When you create a file system, you can specify the size of the fragments in the file system. The allowable sizes are 512, 1024, 2048, and 4096 bytes. The default value is 4096 bytes. Files smaller than a fragment are stored together in each fragment, conserving as much disk space as possible, which is the primary objective.

Files smaller than 4096 bytes are stored in the minimum necessary number of contiguous fragments. Files whose size is between 4096 bytes and 32 KB (inclusive) are stored in one or more (4 KB) full blocks and in as many fragments as are required to hold the remainder. For example, a 5632-byte file would be allocated one 4 KB block, pointed to by the first pointer in the i-node. If the fragment size is 512, then eight fragments would be used for the first 4 KB block. The last 1.5 KB would use three fragments, pointed to by the second pointer in the i-node. For files greater than 32 KB, allocation is done in 4 KB blocks, and the i-node pointers point to these 4 KB blocks.

Whatever the fragment size, a full block is considered to be 4096 bytes. In a file system with a fragment size less than 4096 bytes, however, a need for a full block can be satisfied by any contiguous sequence of fragments totalling 4096 bytes. It need not begin on a multiple of a 4096-byte boundary.

The file system tries to allocate space for files in contiguous fragments by spreading the files themselves across the logical volume to minimize inter-file allocation interference and fragmentation.

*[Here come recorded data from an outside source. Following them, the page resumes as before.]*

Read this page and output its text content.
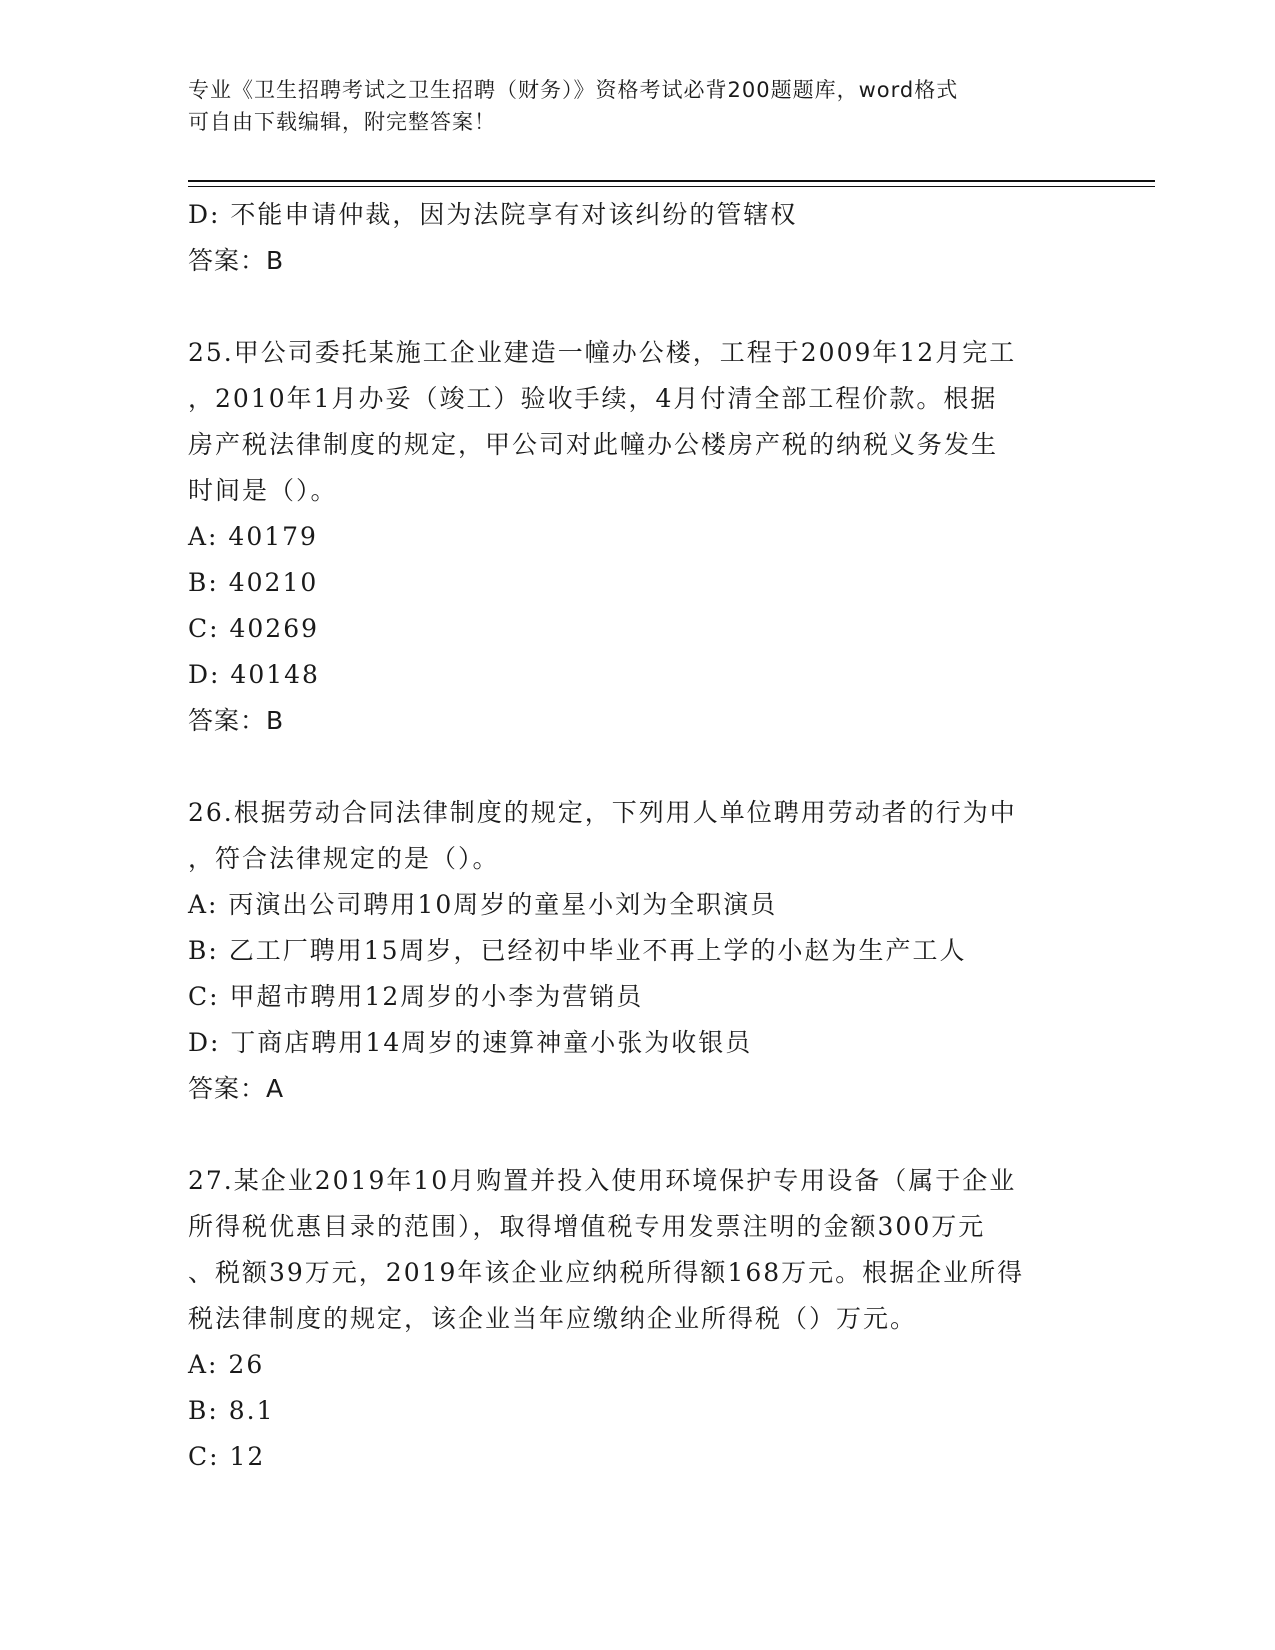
专业《卫生招聘考试之卫生招聘（财务）》资格考试必背200题题库，word格式
可自由下载编辑，附完整答案！
D: 不能申请仲裁，因为法院享有对该纠纷的管辖权
答案：B
25.甲公司委托某施工企业建造一幢办公楼，工程于2009年12月完工
，2010年1月办妥（竣工）验收手续，4月付清全部工程价款。根据
房产税法律制度的规定，甲公司对此幢办公楼房产税的纳税义务发生
时间是（）。
A: 40179
B: 40210
C: 40269
D: 40148
答案：B
26.根据劳动合同法律制度的规定，下列用人单位聘用劳动者的行为中
，符合法律规定的是（）。
A: 丙演出公司聘用10周岁的童星小刘为全职演员
B: 乙工厂聘用15周岁，已经初中毕业不再上学的小赵为生产工人
C: 甲超市聘用12周岁的小李为营销员
D: 丁商店聘用14周岁的速算神童小张为收银员
答案：A
27.某企业2019年10月购置并投入使用环境保护专用设备（属于企业
所得税优惠目录的范围），取得增值税专用发票注明的金额300万元
、税额39万元，2019年该企业应纳税所得额168万元。根据企业所得
税法律制度的规定，该企业当年应缴纳企业所得税（）万元。
A: 26
B: 8.1
C: 12
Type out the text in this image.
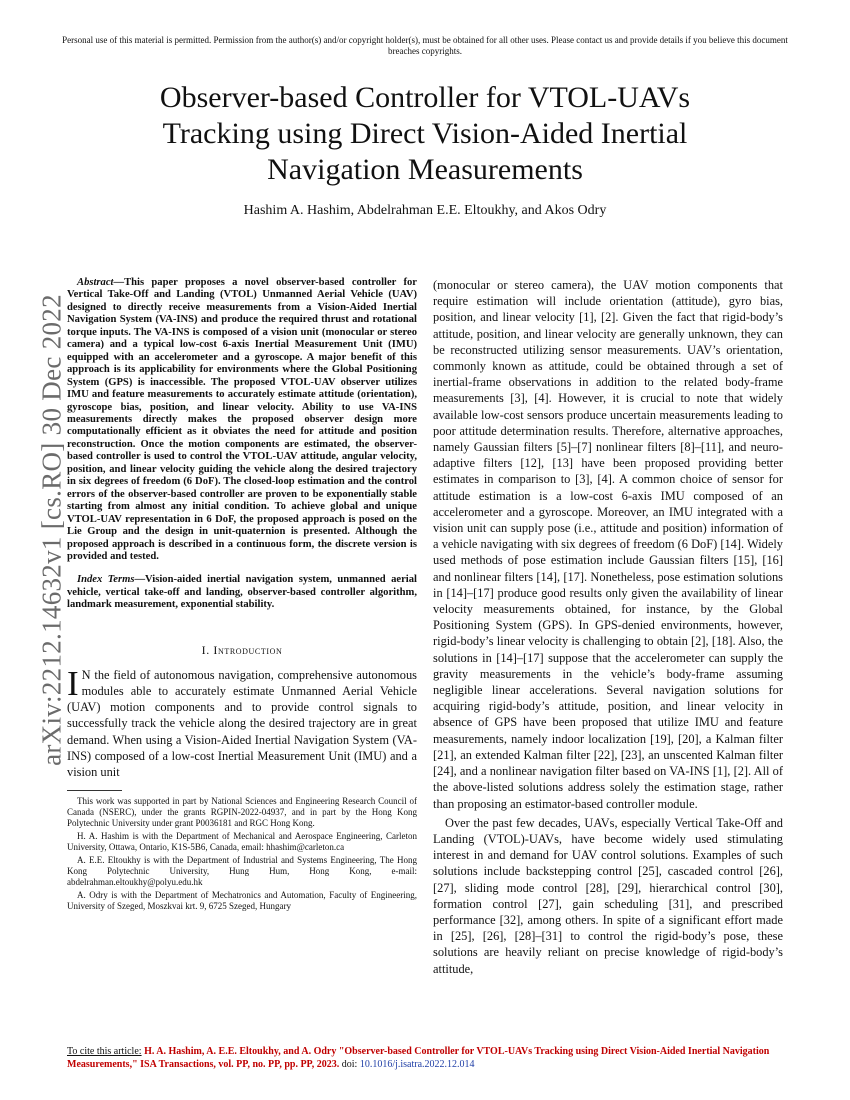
Personal use of this material is permitted. Permission from the author(s) and/or copyright holder(s), must be obtained for all other uses. Please contact us and provide details if you believe this document breaches copyrights.
Observer-based Controller for VTOL-UAVs
Tracking using Direct Vision-Aided Inertial
Navigation Measurements
Hashim A. Hashim, Abdelrahman E.E. Eltoukhy, and Akos Odry
arXiv:2212.14632v1 [cs.RO] 30 Dec 2022

Abstract—This paper proposes a novel observer-based controller for Vertical Take-Off and Landing (VTOL) Unmanned Aerial Vehicle (UAV) designed to directly receive measurements from a Vision-Aided Inertial Navigation System (VA-INS) and produce the required thrust and rotational torque inputs. The VA-INS is composed of a vision unit (monocular or stereo camera) and a typical low-cost 6-axis Inertial Measurement Unit (IMU) equipped with an accelerometer and a gyroscope. A major benefit of this approach is its applicability for environments where the Global Positioning System (GPS) is inaccessible. The proposed VTOL-UAV observer utilizes IMU and feature measurements to accurately estimate attitude (orientation), gyroscope bias, position, and linear velocity. Ability to use VA-INS measurements directly makes the proposed observer design more computationally efficient as it obviates the need for attitude and position reconstruction. Once the motion components are estimated, the observer-based controller is used to control the VTOL-UAV attitude, angular velocity, position, and linear velocity guiding the vehicle along the desired trajectory in six degrees of freedom (6 DoF). The closed-loop estimation and the control errors of the observer-based controller are proven to be exponentially stable starting from almost any initial condition. To achieve global and unique VTOL-UAV representation in 6 DoF, the proposed approach is posed on the Lie Group and the design in unit-quaternion is presented. Although the proposed approach is described in a continuous form, the discrete version is provided and tested.

Index Terms—Vision-aided inertial navigation system, unmanned aerial vehicle, vertical take-off and landing, observer-based controller algorithm, landmark measurement, exponential stability.

I. Introduction

I N the field of autonomous navigation, comprehensive autonomous modules able to accurately estimate Unmanned Aerial Vehicle (UAV) motion components and to provide control signals to successfully track the vehicle along the desired trajectory are in great demand. When using a Vision-Aided Inertial Navigation System (VA-INS) composed of a low-cost Inertial Measurement Unit (IMU) and a vision unit

This work was supported in part by National Sciences and Engineering Research Council of Canada (NSERC), under the grants RGPIN-2022-04937, and in part by the Hong Kong Polytechnic University under grant P0036181 and RGC Hong Kong.

H. A. Hashim is with the Department of Mechanical and Aerospace Engineering, Carleton University, Ottawa, Ontario, K1S-5B6, Canada, email: hhashim@carleton.ca

A. E.E. Eltoukhy is with the Department of Industrial and Systems Engineering, The Hong Kong Polytechnic University, Hung Hum, Hong Kong, e-mail: abdelrahman.eltoukhy@polyu.edu.hk

A. Odry is with the Department of Mechatronics and Automation, Faculty of Engineering, University of Szeged, Moszkvai krt. 9, 6725 Szeged, Hungary

(monocular or stereo camera), the UAV motion components that require estimation will include orientation (attitude), gyro bias, position, and linear velocity [1], [2]. Given the fact that rigid-body’s attitude, position, and linear velocity are generally unknown, they can be reconstructed utilizing sensor measurements. UAV’s orientation, commonly known as attitude, could be obtained through a set of inertial-frame observations in addition to the related body-frame measurements [3], [4]. However, it is crucial to note that widely available low-cost sensors produce uncertain measurements leading to poor attitude determination results. Therefore, alternative approaches, namely Gaussian filters [5]–[7] nonlinear filters [8]–[11], and neuro-adaptive filters [12], [13] have been proposed providing better estimates in comparison to [3], [4]. A common choice of sensor for attitude estimation is a low-cost 6-axis IMU composed of an accelerometer and a gyroscope. Moreover, an IMU integrated with a vision unit can supply pose (i.e., attitude and position) information of a vehicle navigating with six degrees of freedom (6 DoF) [14]. Widely used methods of pose estimation include Gaussian filters [15], [16] and nonlinear filters [14], [17]. Nonetheless, pose estimation solutions in [14]–[17] produce good results only given the availability of linear velocity measurements obtained, for instance, by the Global Positioning System (GPS). In GPS-denied environments, however, rigid-body’s linear velocity is challenging to obtain [2], [18]. Also, the solutions in [14]–[17] suppose that the accelerometer can supply the gravity measurements in the vehicle’s body-frame assuming negligible linear accelerations. Several navigation solutions for acquiring rigid-body’s attitude, position, and linear velocity in absence of GPS have been proposed that utilize IMU and feature measurements, namely indoor localization [19], [20], a Kalman filter [21], an extended Kalman filter [22], [23], an unscented Kalman filter [24], and a nonlinear navigation filter based on VA-INS [1], [2]. All of the above-listed solutions address solely the estimation stage, rather than proposing an estimator-based controller module.

Over the past few decades, UAVs, especially Vertical Take-Off and Landing (VTOL)-UAVs, have become widely used stimulating interest in and demand for UAV control solutions. Examples of such solutions include backstepping control [25], cascaded control [26], [27], sliding mode control [28], [29], hierarchical control [30], formation control [27], gain scheduling [31], and prescribed performance [32], among others. In spite of a significant effort made in [25], [26], [28]–[31] to control the rigid-body’s pose, these solutions are heavily reliant on precise knowledge of rigid-body’s attitude,

To cite this article: H. A. Hashim, A. E.E. Eltoukhy, and A. Odry "Observer-based Controller for VTOL-UAVs Tracking using Direct Vision-Aided Inertial Navigation Measurements," ISA Transactions, vol. PP, no. PP, pp. PP, 2023. doi: 10.1016/j.isatra.2022.12.014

The primary performance hazard for file systems with small fragment sizes is space fragmentation. The existence of small files scattered across the logical volume can make it impossible to allocate contiguous or closely spaced blocks for a large file. Performance can suffer when accessing large files. Carried to an extreme, space fragmentation can make it impossible to allocate space for a file, even though there are many individual free fragments.

Another adverse effect on disk I/O activity is the number of I/O operations. For a file with a size of 4 KB stored in a single fragment of 4 KB, only one disk I/O operation would be required to either read or write the file. If the choice of the fragment size was 512 bytes, eight fragments would be allocated to this file, and for a read or write to complete, several additional disk I/O operations (disk seeks, data transfers, and allocation activity) would be required. Therefore, for file systems which use a fragment size of 4 KB, the number of disk I/O operations might be far less than for file systems which employ a smaller fragment size.

Part of a decision to create a small-fragment file system should be a policy for defragmenting the space in that file system with the defragfs command. This policy must also take into account the performance cost of running the defragfs command. See File system defragmentation.